O poder dos intangíveis
Algumas equipes parecem se divertir nas disputas de pênaltis, enquanto outras as temem.
A Inglaterra perdeu sete das 10 que disputou, enquanto a Holanda perdeu sete das oito. A derrota da Espanha para o Marrocos em 2022 significa que agora a equipe tem um recorde de perder quatro disputas de pênaltis somente na Copa do Mundo da Fifa.
Jordet já viu o suficiente para acreditar em fantasmas; ele diz que se um time perdeu em uma disputa anterior, mesmo que você não tenha participado, é mais provável que você perca. Por outro lado, sucesso gera sucesso.
Depois de perder para a Tchecoslováquia e o famoso pênalti de Antonin Panenka na final do Campeonato Europeu de 1976, a Alemanha conquistou seis vitórias consecutivas, a Croácia venceu as últimas quatro e a Argentina as últimas três, conquistando a Copa América e a Copa do Mundo.
Mais e mais equipes estão aceitando que entender a psicologia dos pênaltis é essencial no jogo moderno, e 20 equipes profissionais já recorreram à consultoria de Jordet para obter ajuda.
“Acho que há muito mais a ser descoberto nas áreas mais leves da ciência do esporte”, diz Jordet, rejeitando os cínicos que afirmam que o desenvolvimento de habilidades, relacionamentos e psicologia são importantes, mas não quantificáveis.
“Sinceramente, discordo. Se você souber o que procurar, poderá medir muitas dessas coisas nos jogos, e isso é algo em que trabalho todos os dias. Acho que faremos um grande progresso nos anos que virão”.
Jordet sabe tanto sobre pênaltis porque passou anos vasculhando os arquivos, acompanhando todas as disputas de Copa do Mundo, Eurocopa e Copa América desde 1976. Ele entrevistou 25 jogadores que estiveram lá e testou suas previsões na prática com 15 times de elite.
“Adoro pênaltis”, diz ele, “acho que é o maior drama do futebol”.
Mesmo assim, muitas das nuances que ele descreveu na final da Copa do Mundo não teriam sido óbvias para os torcedores que assistiram ao jogo na TV porque as emissoras tendem a preencher o espaço entre os chutes com replays e closes de treinadores e torcedores ansiosos.
“Os detalhes que realmente importam, a subtrama do evento, só podem ser acessados se você tiver a sorte de ter acesso a câmeras de transmissão isoladas ou navegando por vídeos de fãs no YouTube.
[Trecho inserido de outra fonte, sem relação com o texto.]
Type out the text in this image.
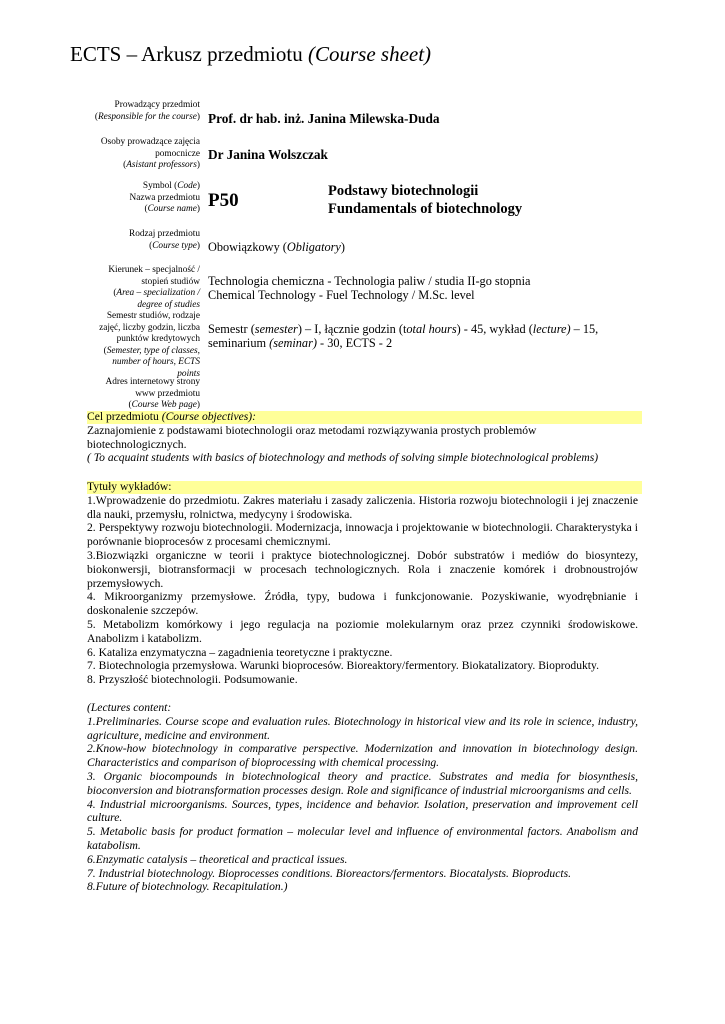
ECTS – Arkusz przedmiotu (Course sheet)
Prowadzący przedmiot
(Responsible for the course) Prof. dr hab. inż. Janina Milewska-Duda
Osoby prowadzące zajęcia
pomocnicze
(Asistant professors)
Dr Janina Wolszczak
Symbol (Code)
Nazwa przedmiotu
(Course name) P50	Podstawy biotechnologii
Fundamentals of biotechnology
Rodzaj przedmiotu
(Course type) Obowiązkowy (Obligatory)
Kierunek – specjalność /
stopień studiów
(Area – specialization /
degree of studies
Technologia chemiczna - Technologia paliw / studia II-go stopnia
Chemical Technology - Fuel Technology / M.Sc. level
Semestr studiów, rodzaje
zajęć, liczby godzin, liczba
punktów kredytowych
(Semester, type of classes,
number of hours, ECTS
points
Semestr (semester) – I, łącznie godzin (total hours) - 45, wykład (lecture) – 15,
seminarium (seminar) - 30, ECTS - 2
Adres internetowy strony
www przedmiotu
(Course Web page)

Cel przedmiotu (Course objectives):

Zaznajomienie z podstawami biotechnologii oraz metodami rozwiązywania prostych problemów biotechnologicznych.

( To acquaint students with basics of biotechnology and methods of solving simple biotechnological problems)

Tytuły wykładów:

1.Wprowadzenie do przedmiotu. Zakres materiału i zasady zaliczenia. Historia rozwoju biotechnologii i jej znaczenie dla nauki, przemysłu, rolnictwa, medycyny i środowiska.

2. Perspektywy rozwoju biotechnologii. Modernizacja, innowacja i projektowanie w biotechnologii. Charakterystyka i porównanie bioprocesów z procesami chemicznymi.

3.Biozwiązki organiczne w teorii i praktyce biotechnologicznej. Dobór substratów i mediów do biosyntezy, biokonwersji, biotransformacji w procesach technologicznych. Rola i znaczenie komórek i drobnoustrojów przemysłowych.

4. Mikroorganizmy przemysłowe. Źródła, typy, budowa i funkcjonowanie. Pozyskiwanie, wyodrębnianie i doskonalenie szczepów.

5. Metabolizm komórkowy i jego regulacja na poziomie molekularnym oraz przez czynniki środowiskowe. Anabolizm i katabolizm.

6. Kataliza enzymatyczna – zagadnienia teoretyczne i praktyczne.

7. Biotechnologia przemysłowa. Warunki bioprocesów. Bioreaktory/fermentory. Biokatalizatory. Bioprodukty.

8. Przyszłość biotechnologii. Podsumowanie.

(Lectures content:

1.Preliminaries. Course scope and evaluation rules. Biotechnology in historical view and its role in science, industry, agriculture, medicine and environment.

2.Know-how biotechnology in comparative perspective. Modernization and innovation in biotechnology design. Characteristics and comparison of bioprocessing with chemical processing.

3. Organic biocompounds in biotechnological theory and practice. Substrates and media for biosynthesis, bioconversion and biotransformation processes design. Role and significance of industrial microorganisms and cells.

4. Industrial microorganisms. Sources, types, incidence and behavior. Isolation, preservation and improvement cell culture.

5. Metabolic basis for product formation – molecular level and influence of environmental factors. Anabolism and katabolism.

6.Enzymatic catalysis – theoretical and practical issues.

7. Industrial biotechnology. Bioprocesses conditions. Bioreactors/fermentors. Biocatalysts. Bioproducts.

8.Future of biotechnology. Recapitulation.)
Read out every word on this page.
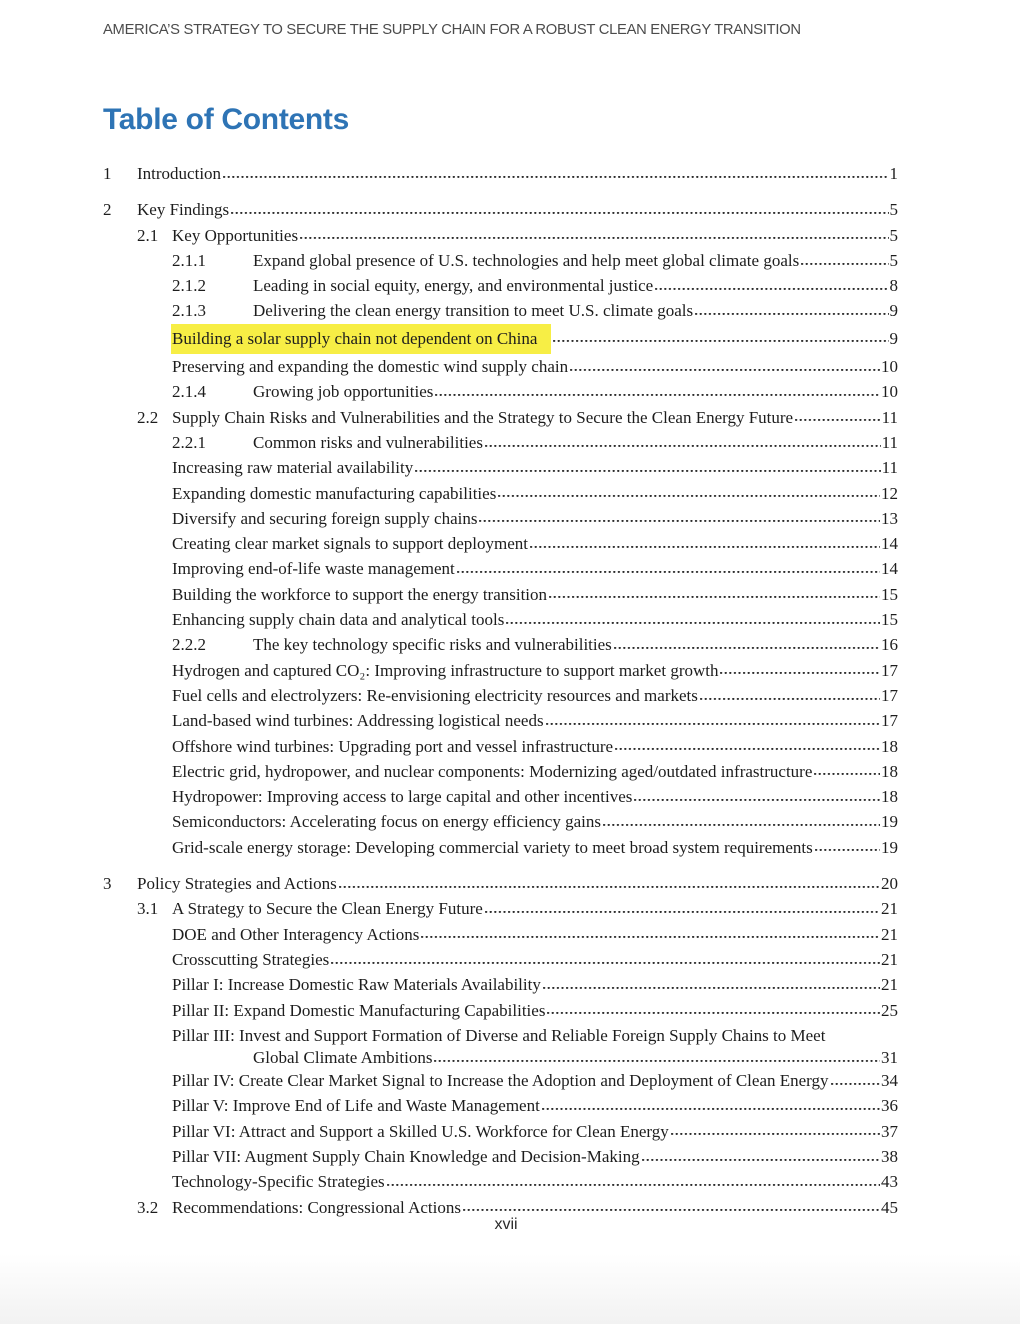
AMERICA’S STRATEGY TO SECURE THE SUPPLY CHAIN FOR A ROBUST CLEAN ENERGY TRANSITION
Table of Contents
1	Introduction	1
2	Key Findings	5
2.1 Key Opportunities	5
2.1.1	Expand global presence of U.S. technologies and help meet global climate goals	5
2.1.2	Leading in social equity, energy, and environmental justice	8
2.1.3	Delivering the clean energy transition to meet U.S. climate goals	9
Building a solar supply chain not dependent on China	9
Preserving and expanding the domestic wind supply chain	10
2.1.4	Growing job opportunities	10
2.2 Supply Chain Risks and Vulnerabilities and the Strategy to Secure the Clean Energy Future	11
2.2.1	Common risks and vulnerabilities	11
Increasing raw material availability	11
Expanding domestic manufacturing capabilities	12
Diversify and securing foreign supply chains	13
Creating clear market signals to support deployment	14
Improving end-of-life waste management	14
Building the workforce to support the energy transition	15
Enhancing supply chain data and analytical tools	15
2.2.2	The key technology specific risks and vulnerabilities	16
Hydrogen and captured CO₂: Improving infrastructure to support market growth	17
Fuel cells and electrolyzers: Re-envisioning electricity resources and markets	17
Land-based wind turbines: Addressing logistical needs	17
Offshore wind turbines: Upgrading port and vessel infrastructure	18
Electric grid, hydropower, and nuclear components: Modernizing aged/outdated infrastructure	18
Hydropower: Improving access to large capital and other incentives	18
Semiconductors: Accelerating focus on energy efficiency gains	19
Grid-scale energy storage: Developing commercial variety to meet broad system requirements	19
3	Policy Strategies and Actions	20
3.1 A Strategy to Secure the Clean Energy Future	21
DOE and Other Interagency Actions	21
Crosscutting Strategies	21
Pillar I: Increase Domestic Raw Materials Availability	21
Pillar II: Expand Domestic Manufacturing Capabilities	25
Pillar III: Invest and Support Formation of Diverse and Reliable Foreign Supply Chains to Meet
Global Climate Ambitions	31
Pillar IV: Create Clear Market Signal to Increase the Adoption and Deployment of Clean Energy	34
Pillar V: Improve End of Life and Waste Management	36
Pillar VI: Attract and Support a Skilled U.S. Workforce for Clean Energy	37
Pillar VII: Augment Supply Chain Knowledge and Decision-Making	38
Technology-Specific Strategies	43
3.2 Recommendations: Congressional Actions	45
xvii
“Os produtores de TV nem sempre são meus amigos”, conclui Jordet, “porque eles não olham para o que eu gosto de olhar.”
Mas agora que as equipes estão começando a perceber o valor dos pequenos detalhes nos pênaltis, talvez as emissoras também considerem inovar sua abordagem. O maior drama do esporte está acontecendo bem debaixo de seus narizes, e às vezes eles estão perdendo as melhores partes.